This piece, by Alan Thornett, is for next week’s issue of Socialist Resistance.
The collapse of the left/anti-capitalist/socialist vote in the elections for the Scottish Parliament is a major setback. All six seats won by the SSP in 2003 were lost including the Glasgow seat of Tommy Sheridan widely expected to win including section of the media, some of whom promoted his candidacy.
This election was always going to be must harder for the left than last time because the SNP was in a position to replace new Labour as the largest party. That was seen by many on the left, including many SSP voters as the best way to give the Blairites a well deserved kicking.
The results show this clearly enough. The SNP gained 20 seats, Labour lost 4, the Tories lost 1, the Lib Dems lost 1 whilst the SSP, Solidarity, the Greens and independents lost 15 between them. The Greens went from seven to two and the group of independents was reduced from six to one. The Scottish Parliament has consequently the bulk of its radical wing and will now be dominated by the grey suits of the major parties.
Alongside the political squeeze from the SNP was the fallout from the splitting of the SSP by Sheridan following his mad-cap libel action against the News of the World scandal-rag undertaken against the strongest possible advice of the bulk of the leadership of the SSP. It was undertaken in spite of the fact that he had admitted to a meeting of the SSP NC that at least some of the allegations were substantially true.
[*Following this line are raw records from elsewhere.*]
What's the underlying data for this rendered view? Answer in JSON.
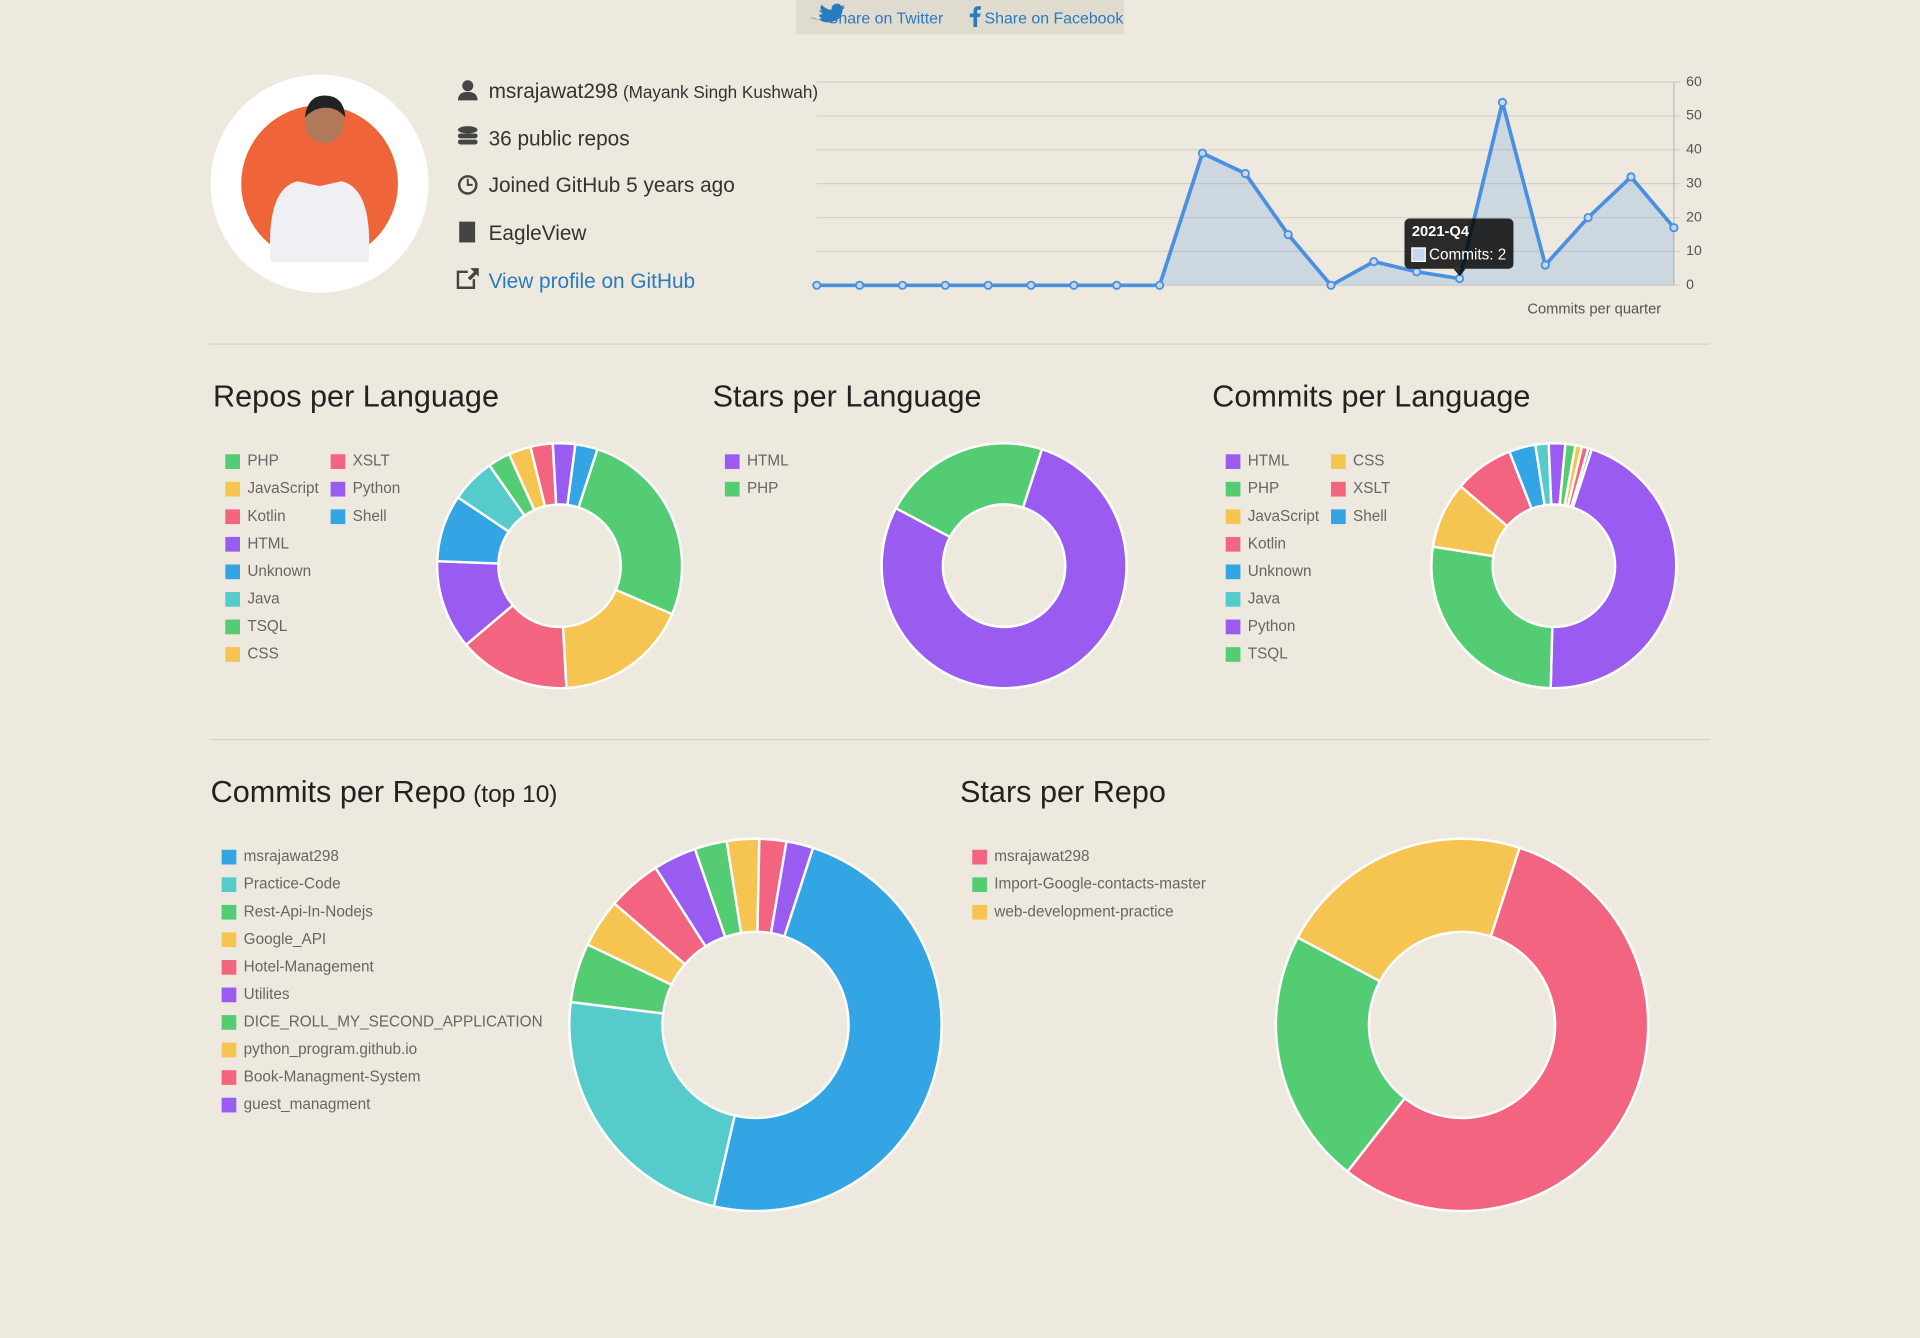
{
  "share": {
    "twitter": "Share on Twitter",
    "facebook": "Share on Facebook"
  },
  "profile": {
    "username": "msrajawat298",
    "full_name": "(Mayank Singh Kushwah)",
    "repos": "36 public repos",
    "joined": "Joined GitHub 5 years ago",
    "company": "EagleView",
    "link": "View profile on GitHub"
  },
  "chart_data": [
    {
      "type": "line",
      "x_label": "Commits per quarter",
      "categories": [
        null,
        null,
        null,
        null,
        null,
        null,
        null,
        null,
        null,
        null,
        null,
        null,
        null,
        null,
        null,
        "2021-Q4",
        null,
        null,
        null,
        null,
        null
      ],
      "series": [
        {
          "color": "#4a90e2",
          "values": [
            0,
            0,
            0,
            0,
            0,
            0,
            0,
            0,
            0,
            39,
            33,
            15,
            0,
            7,
            4,
            2,
            54,
            6,
            20,
            32,
            17
          ]
        }
      ],
      "ylim": [
        0,
        60
      ],
      "yticks": [
        0,
        10,
        20,
        30,
        40,
        50,
        60
      ],
      "grid": true,
      "tooltip": {
        "text": "Commits: 2"
      }
    },
    {
      "type": "doughnut",
      "title": "Repos per Language",
      "categories": [
        "PHP",
        "JavaScript",
        "Kotlin",
        "HTML",
        "Unknown",
        "Java",
        "TSQL",
        "CSS",
        "XSLT",
        "Python",
        "Shell"
      ],
      "values": [
        9,
        6,
        5,
        4,
        3,
        2,
        1,
        1,
        1,
        1,
        1
      ],
      "colors": [
        "#54cc74",
        "#f5c451",
        "#f26480",
        "#9a5cf0",
        "#33a5e5",
        "#56cbcc",
        "#54cc74",
        "#f5c451",
        "#f26480",
        "#9a5cf0",
        "#33a5e5"
      ]
    },
    {
      "type": "doughnut",
      "title": "Stars per Language",
      "categories": [
        "HTML",
        "PHP"
      ],
      "values": [
        7,
        2
      ],
      "colors": [
        "#9a5cf0",
        "#54cc74"
      ]
    },
    {
      "type": "doughnut",
      "title": "Commits per Language",
      "categories": [
        "HTML",
        "PHP",
        "JavaScript",
        "Kotlin",
        "Unknown",
        "Java",
        "Python",
        "TSQL",
        "CSS",
        "XSLT",
        "Shell"
      ],
      "values": [
        104,
        62,
        20,
        18,
        8,
        4,
        5,
        3,
        2,
        2,
        1
      ],
      "colors": [
        "#9a5cf0",
        "#54cc74",
        "#f5c451",
        "#f26480",
        "#33a5e5",
        "#56cbcc",
        "#9a5cf0",
        "#54cc74",
        "#f5c451",
        "#f26480",
        "#33a5e5"
      ]
    },
    {
      "type": "doughnut",
      "title": "Commits per Repo",
      "subtitle": "(top 10)",
      "categories": [
        "msrajawat298",
        "Practice-Code",
        "Rest-Api-In-Nodejs",
        "Google_API",
        "Hotel-Management",
        "Utilites",
        "DICE_ROLL_MY_SECOND_APPLICATION",
        "python_program.github.io",
        "Book-Managment-System",
        "guest_managment"
      ],
      "values": [
        104,
        50,
        11,
        9,
        10,
        8,
        6,
        6,
        5,
        5
      ],
      "colors": [
        "#33a5e5",
        "#56cbcc",
        "#54cc74",
        "#f5c451",
        "#f26480",
        "#9a5cf0",
        "#54cc74",
        "#f5c451",
        "#f26480",
        "#9a5cf0"
      ]
    },
    {
      "type": "doughnut",
      "title": "Stars per Repo",
      "categories": [
        "msrajawat298",
        "Import-Google-contacts-master",
        "web-development-practice"
      ],
      "values": [
        5,
        2,
        2
      ],
      "colors": [
        "#f26480",
        "#54cc74",
        "#f5c451"
      ]
    }
  ]
}
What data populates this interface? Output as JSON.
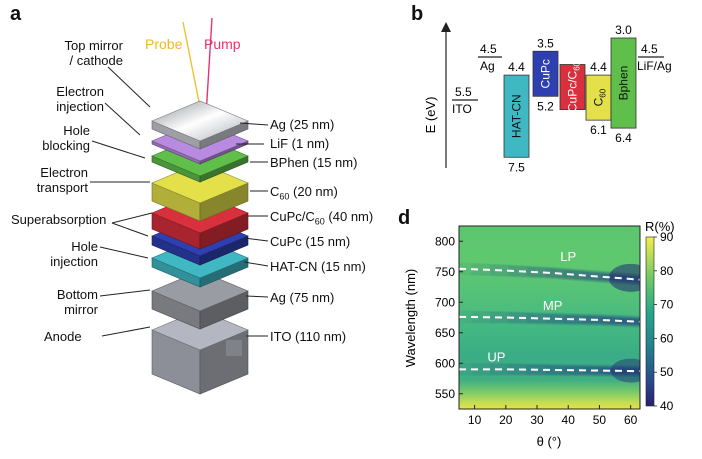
{
  "panel_a": {
    "letter": "a",
    "probe": "Probe",
    "pump": "Pump",
    "left_labels": {
      "top_mirror": "Top mirror\n/ cathode",
      "electron_injection": "Electron\ninjection",
      "hole_blocking": "Hole\nblocking",
      "electron_transport": "Electron\ntransport",
      "superabsorption": "Superabsorption",
      "hole_injection": "Hole\ninjection",
      "bottom_mirror": "Bottom\nmirror",
      "anode": "Anode"
    },
    "layers": [
      {
        "label": "Ag (25 nm)",
        "color": "#c9ccd3"
      },
      {
        "label": "LiF (1 nm)",
        "color": "#b98be0"
      },
      {
        "label": "BPhen (15 nm)",
        "color": "#5fbf4a"
      },
      {
        "label": "C60 (20 nm)",
        "color": "#e3e04a"
      },
      {
        "label": "CuPc/C60 (40 nm)",
        "color": "#d8303c"
      },
      {
        "label": "CuPc (15 nm)",
        "color": "#2e3fb2"
      },
      {
        "label": "HAT-CN (15 nm)",
        "color": "#3fb8c4"
      },
      {
        "label": "Ag (75 nm)",
        "color": "#9a9ca3"
      },
      {
        "label": "ITO (110 nm)",
        "color": "#b4b7c2"
      }
    ],
    "probe_color": "#f2c12e",
    "pump_color": "#e8336a"
  },
  "panel_b": {
    "letter": "b",
    "axis_label": "E (eV)",
    "ito": {
      "name": "ITO",
      "value": "5.5"
    },
    "ag": {
      "name": "Ag",
      "value": "4.5"
    },
    "lif": {
      "name": "LiF/Ag",
      "value": "4.5"
    },
    "bars": [
      {
        "name": "HAT-CN",
        "top": "4.4",
        "bottom": "7.5",
        "color": "#3fb8c4"
      },
      {
        "name": "CuPc",
        "top": "3.5",
        "bottom": "5.2",
        "color": "#2e3fb2"
      },
      {
        "name": "CuPc/C60",
        "top": "",
        "bottom": "",
        "color": "#d8303c"
      },
      {
        "name": "C60",
        "top": "4.4",
        "bottom": "6.1",
        "color": "#e3e04a"
      },
      {
        "name": "Bphen",
        "top": "3.0",
        "bottom": "6.4",
        "color": "#5fbf4a"
      }
    ]
  },
  "panel_d": {
    "letter": "d",
    "ylabel": "Wavelength (nm)",
    "xlabel": "θ (°)",
    "colorbar_label": "R(%)",
    "colorbar_ticks": [
      "90",
      "80",
      "70",
      "60",
      "50",
      "40"
    ],
    "branches": [
      "LP",
      "MP",
      "UP"
    ]
  },
  "chart_data": {
    "type": "heatmap",
    "xlabel": "θ (°)",
    "ylabel": "Wavelength (nm)",
    "colorbar_label": "R(%)",
    "x_ticks": [
      10,
      20,
      30,
      40,
      50,
      60
    ],
    "y_ticks": [
      550,
      600,
      650,
      700,
      750,
      800
    ],
    "xlim": [
      5,
      63
    ],
    "ylim": [
      525,
      825
    ],
    "clim": [
      40,
      90
    ],
    "series": [
      {
        "name": "LP",
        "x": [
          5,
          20,
          35,
          50,
          63
        ],
        "y": [
          755,
          752,
          748,
          742,
          737
        ]
      },
      {
        "name": "MP",
        "x": [
          5,
          20,
          35,
          50,
          63
        ],
        "y": [
          676,
          675,
          673,
          671,
          668
        ]
      },
      {
        "name": "UP",
        "x": [
          5,
          20,
          35,
          50,
          63
        ],
        "y": [
          590,
          590,
          589,
          588,
          587
        ]
      }
    ]
  }
}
Prior to the vote the vote it appeared that the SSP might have been weathering the storm of those damaging events, at the electoral level, and that it might retain a reduced representation in Parliament. It was not the case. The damage done by the bile heaped on the SSP by Sheridan in the course of his five week libel action was still there in a strong enough form to undermine the SSP vote and the socialist vote as a whole in Scotland.
It is worth remembering the scale of this. The New of the World cited 11 executive members of the SSP as witnesses at the trial. These included MSPs Rosie Kane, Carolyn Leckie and Colin Fox. Sheridan accused them, in court, of being scabs liars and perjurers when they insisted on telling the truth.
The Daily Record carried an interview with Sheridan with the headline “I¹ll destroy the scabs who tried to ruin me”. There were photos of MSPs Frances Curran, Rosie Kane, Carolyn Leckie and Colin Fox with the word “scab” stamped over them.
Fighting an election 8 months after such massive and damaging publicity of this sort was an awesome task. This was further compounded by the huge prominence of Sheridan had always had within the SSP. He was not just the first SSP MSP but the personality around which the SSP was built. For such a central personality to lead a split even a completely unprincipled one is bound to be a massive problem for a political party.
This celebrity factor no doubt contributed to Solidarity gaining more votes than the SSP.
The SWP, who (shamefully) backed Sheridan throughout these events, recognises the rather obvious fact that it was the division of the left which helped to wipe out far-left representation in Parliament. Socialist Worker puts it this way: “although the electoral draw of the SNP did not completely obliterate the far left vote, it was fragmented between three parties [Solidarity, the SSP and the SLP]. Although Solidarity gained twice as many votes as the other two added together, a split vote denied the party any seats.
“Had Sheridan received even half of the 5,259 votes that went to the Scottish Socialist Party (SSP) and the Socialist Labour Party, he would have beaten the Green candidate for the fifth regional list seat in Glasgow”.
It goes on, however, to contradict this analysis by saying that the results are: “a tribute to the work of Solidarity members over the past months and vindicates their decision to split from the SSP”. So the fact that Solidarity got more votes than the SSP vindicates a split which wiped out the far-left representation in Holyrood. It is this kind of small minded analysis which will ensure that Solidarity will not have a long-term future.
As for the SSP, it can be sure that the time for the Scottish left will return. The SNP has been able to put on a radical face, which covered over some right-wing policies. Its election as the biggest party is a serious blow to new Labour, and from that point of view it is a step forwards. But the SNP is essentially an opportunist party and a period in office could find it badly exposed in a future election.
The Scottish left has to start now to prepare for 2011. That mean onto the streets into the campaigns and into the unions. In this the principled basis on which the SSP has been built will show through.